As you wander around town, if pet stores are open – and if they still sell dogs and cats – remember where those animals are sourced from. No responsible breeder ever sells to a pet store. Also, some pet stores are continuing to sell puppies which is even more irresponsible at this time given that pet stores have recently been implicated by the Centers for Disease Control and Prevention for the spread of campylobacter infection from puppies to humans.

Even where sheltering in place is being enforced, pet stores (mostly) remain open. I am a huge advocate of that, and have said so publicly. After all, if it’s essential that our food stores remain open, the same must be true for pet foods. This matters because most people in America have a pet, and pets are members of the family.

Purchasing rabbits from pet stores is no better, and with Easter near some people may still be tempted.

Superstore employees at Petco and Petsmart are among the many heroes – same as clerks who re-stock and checkout at human supermarkets. These pet superstores never, ever sell dogs and cats, though they do offer adoptions from local shelters and rescues.

While banning sales of dogs, cats and sometimes rabbits from pet stores doesn’t overnight close puppy mills, there is an impact.

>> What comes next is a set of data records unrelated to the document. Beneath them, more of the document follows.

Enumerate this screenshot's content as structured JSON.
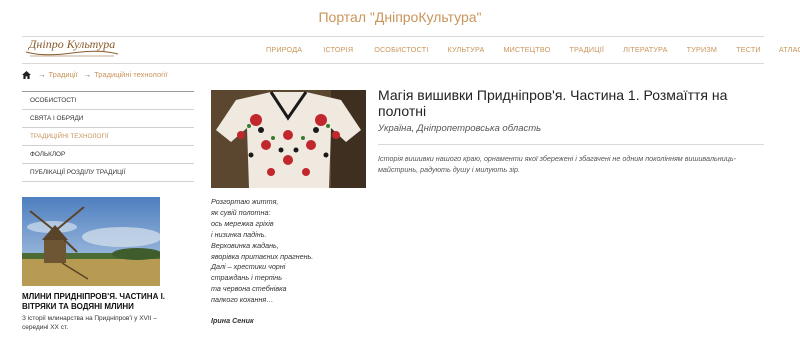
{
  "header": {
    "title": "Портал \"ДніпроКультура\""
  },
  "logo": {
    "text": "Дніпро Культура"
  },
  "nav": {
    "items": [
      "ПРИРОДА",
      "ІСТОРІЯ",
      "ОСОБИСТОСТІ",
      "КУЛЬТУРА",
      "МИСТЕЦТВО",
      "ТРАДИЦІЇ",
      "ЛІТЕРАТУРА",
      "ТУРИЗМ",
      "ТЕСТИ",
      "АТЛАС"
    ]
  },
  "breadcrumb": {
    "sep": "→",
    "item1": "Традиції",
    "item2": "Традиційні технології"
  },
  "sidebar": {
    "items": [
      "ОСОБИСТОСТІ",
      "СВЯТА І ОБРЯДИ",
      "ТРАДИЦІЙНІ ТЕХНОЛОГІЇ",
      "ФОЛЬКЛОР",
      "ПУБЛІКАЦІЇ РОЗДІЛУ ТРАДИЦІЇ"
    ]
  },
  "promo": {
    "title": "МЛИНИ ПРИДНІПРОВ'Я. ЧАСТИНА І. ВІТРЯКИ ТА ВОДЯНІ МЛИНИ",
    "desc": "З історії млинарства на Придніпров'ї у XVII – середині XX ст."
  },
  "article": {
    "title": "Магія вишивки Придніпров'я. Частина 1. Розмаїття на полотні",
    "location": "Україна, Дніпропетровська область",
    "intro": "Історія вишивки нашого краю, орнаменти якої збережені і збагачені не одним поколінням вишивальниць-майстринь, радують душу і милують зір.",
    "poem": [
      "Розгортаю життя,",
      "як сувій полотна:",
      "ось мережка гріхів",
      "і низинка падінь.",
      "Верховинка жадань,",
      "яворівка притаєних прагнень.",
      "Далі – хрестики чорні",
      "страждань і терпінь",
      "та червона стебнівка",
      "палкого кохання…"
    ],
    "author": "Ірина Сеник"
  },
  "colors": {
    "accent": "#c9955a",
    "text": "#333333",
    "divider": "#d0d0d0"
  }
}
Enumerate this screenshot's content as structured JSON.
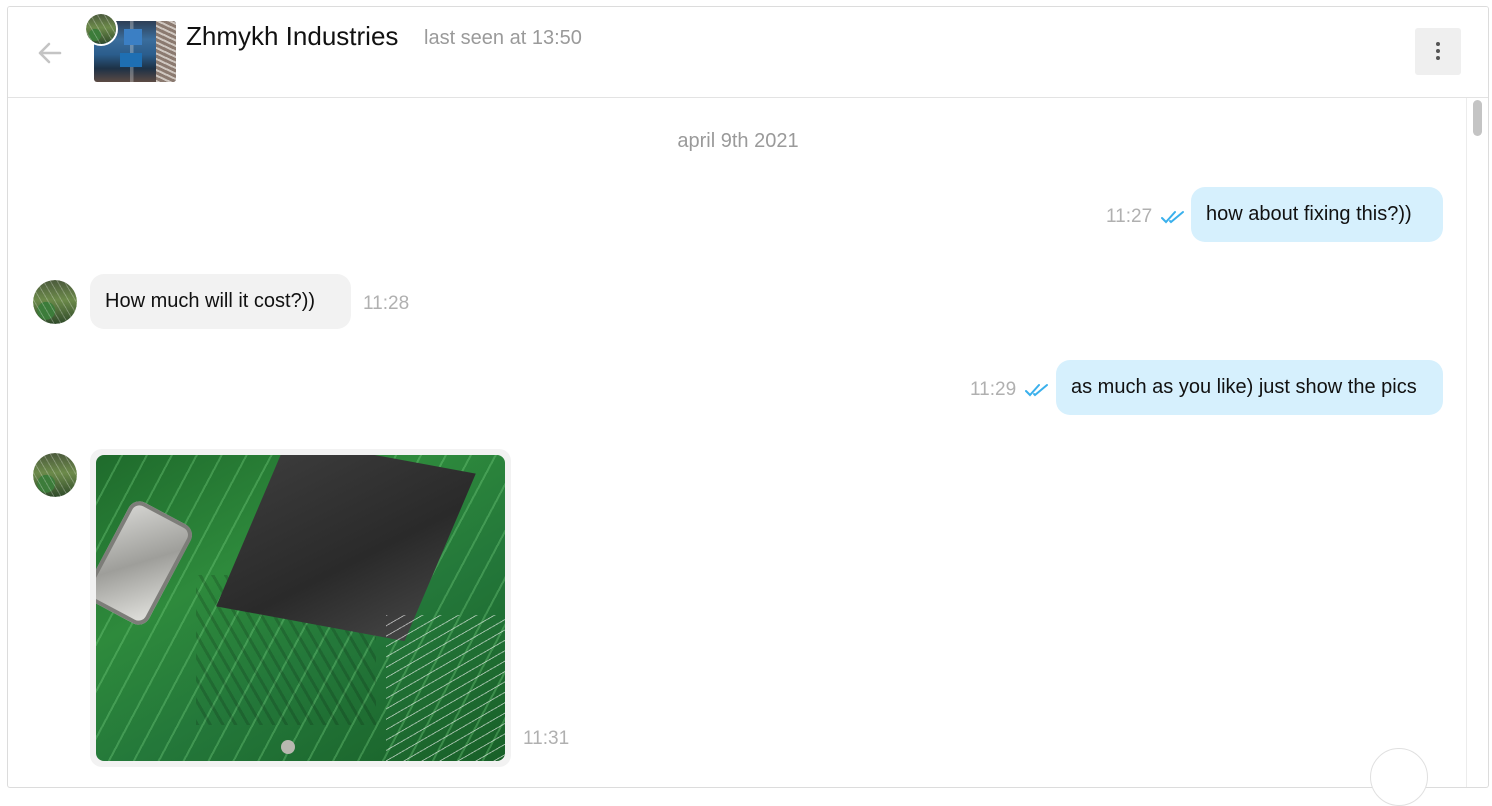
{
  "header": {
    "back_icon": "arrow-left-icon",
    "contact_name": "Zhmykh Industries",
    "status": "last seen at 13:50",
    "menu_icon": "more-vertical-icon"
  },
  "chat": {
    "date_separator": "april 9th 2021",
    "messages": [
      {
        "direction": "out",
        "text": "how about fixing this?))",
        "time": "11:27",
        "status_icon": "double-check-icon"
      },
      {
        "direction": "in",
        "text": "How much will it cost?))",
        "time": "11:28"
      },
      {
        "direction": "out",
        "text": "as much as you like) just show the pics",
        "time": "11:29",
        "status_icon": "double-check-icon"
      },
      {
        "direction": "in",
        "type": "photo",
        "time": "11:31"
      }
    ]
  },
  "colors": {
    "outgoing_bubble": "#d6f0fd",
    "incoming_bubble": "#f2f2f2",
    "read_check": "#3ab0ec",
    "timestamp": "#b0b0b0"
  }
}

In 2007 Albuquerque, NM began to set the no sales of dogs and cats standard followed by El Paso, TX; Chicago, IL.; Pittsburg, PA and Ft. Lauderdale, FL to name a few. Many counties, and the entire states of California, Maryland and Maine are now on board. And just within the past few weeks, Roselle, NJ; Algonquin, IL and Carver, MN have been added to the list, which just tipped over 350. And the momentum continues despite the pet store industry and the American Kennel Club spending lots of money and doing their best in court to fight the bans.

Naperville, IL Preserved and Won

Naperville, IL is a great example of a community that persevered to do the right thing. And it’s really only because the public increasingly “gets it.”

Jeff Nicholson, a local retired banker, spoke eloquently at the February hearing when the ordinance was passed. He noted the pet stores as bad for consumers because they charge incredibly high interest financing rates, calling them predatory loans invoked by a pet store. He also pointed out an appeared association with Swanson Investment Inc. and Petland in Naperville, as they share the same address. “One can argue that Petland is a finance company disguised as a pet store,” he said. Nicholson also noted, “As of December 2019, the single largest donor of (Council Member Kevin) Coyne for DuPage candidacy is Swanson Investment, Inc. He also alleged Mayor Steve Chirico ties with Petland and Happiness is Pets.

So, even with “rigged politics,” and two national chains with political muscle and dollars to flex that muscle in one community, Naperville now bans sales of dogs and cats.

The momentum is undeniable. The public wants puppy mills closed down. We’re still a long way off – but increasingly awareness is heightened.